BioJulia / BioAlignments.jl

Sequence alignment tools
MIT License
60 stars 24 forks source link

Add support for 'meta' alignment operations (`OP_PAD` and `OP_HARD_CLIP`) #64

Closed MillironX closed 1 year ago

MillironX commented 2 years ago

Types of changes

This PR implements the following changes:

:clipboard: Additional detail

Adds support for the OP_PAD operation, and fixes the implementation of the OP_HARD_CLIP operation. I have dubbed these two operations 'meta' operations, as they contain information about the origin and context of the alignment, but have no bearing on the content (i.e. reference or query) of the alignment.

New features

  1. Added function ismetaop, which returns true if passed OP_PAD or OP_HARD_CLIP
  2. Creating an alignment with a OP_PAD operation no longer throws an error
  3. Added validity check for OP_HARD_CLIP or OP_SOFT_CLIP in the wrong place According to the SAM specification, these have to be present at the end of an alignment, with soft clips optionally buffering hard clips from the rest of the alignment

Changed functionality

  1. cigar(::Alignment) now uses the AlignmentAnchor.alnpos to print operation length
  2. OP_HARD_CLIP is no longer considered an insert operation, and isinsertop(OP_HARD_CLIP) now returns false
  3. The help text for OP_PAD indicates it's supported now
  4. Trying to create an alignment with a hard or soft clip in an improper place will throw an error (I know I said this above, but it's probably the most likely addition to break something, even though it does conform to spec)

Justification

BioAlignments should be able to handle all of the operations defined by the SAM specification.

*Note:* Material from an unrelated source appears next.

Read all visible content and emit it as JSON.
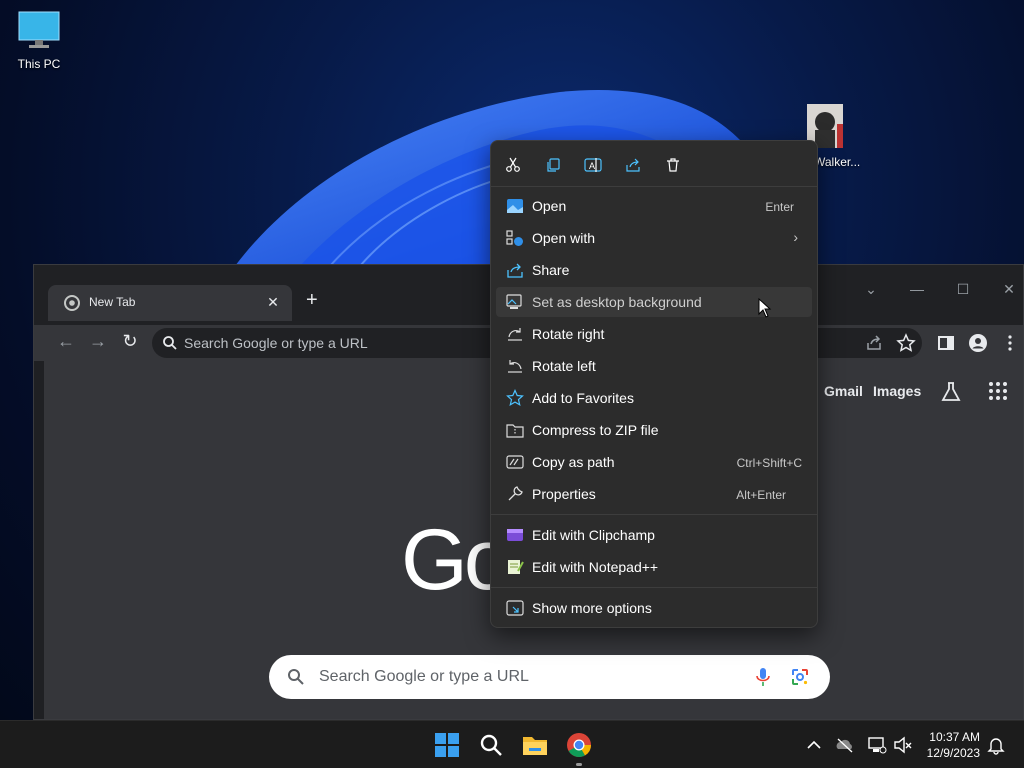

As it currently is, BioAlignments is unable even to parse the alignments in Section 1.1 "An example" of the specification. While the work on clips may seem out-of-scope for a change adding an operation support, the way clips work and pads work are very similar and needed to be considered together.

Example

Using query sequence "r002" from Section 1.1 of the SAM specification:

BioAlignments 2.0.0

julia> using BioAlignments

julia> Alignment("3S6M1P1I4M", 1, 9)
ERROR: The P CIGAR operation is not yet supported.
Stacktrace:
 [1] Alignment(cigar::String, seqpos::Int64, refpos::Int64)
...

This PR

julia> using BioAlignments

julia> Alignment("3S6M1P1I4M", 1, 9)
Alignment:
  aligned range:
    seq: 0-14
    ref: 8-18
  CIGAR string: 3S6M1P1I4M

My testing also indicates that this fixes #56,

BioAlignments 2.0.0

julia> using BioAlignments, BioSequences

julia> aligned_sequence = AlignedSequence(dna"AGAAGTTTATCTGTGTGAACTTCTTGGCTTAGTATCGTTGAGAAGAATCGAGAGATTAGTGCAGTTTAAA",
       Alignment("75H25M75H", 1, 1))
---------------------------------------------------------------------------·························---------------------------------------------------------------------------
AGAAGTTTATCTGTGTGAACTTCTTGGCTTAGTATCGTTGAGAAGAATCGAGAGATTAGTGCAGTTTAAAError showing value of type AlignedSequence{LongDNASeq}:
ERROR: BoundsError: attempt to access LongDNASeq at index [71]
Stacktrace:
...

This PR

julia> using BioAlignments, BioSequences

julia> aligned_sequence = AlignedSequence(dna"AGAAGTTTATCTGTGTGAACTTCTTGGCTTAGTATCGTTGAGAAGAATCGAGAGATTAGTGCAGTTTAAA",
              Alignment("75H25M75H", 1, 1))
·························
AGAAGTTTATCTGTGTGAACTTCTT

:ballot_box_with_check: Checklist

MillironX commented 2 years ago

@jakobnissen, @CiaranOMara, could I get a review from one of you?

codecov[bot] commented 2 years ago

Codecov Report

Base: 87.60% // Head: 88.20% // Increases project coverage by +0.59% :tada:

Coverage data is based on head (96f8ee7) compared to base (b92ccf3). Patch coverage: 100.00% of modified lines in pull request are covered.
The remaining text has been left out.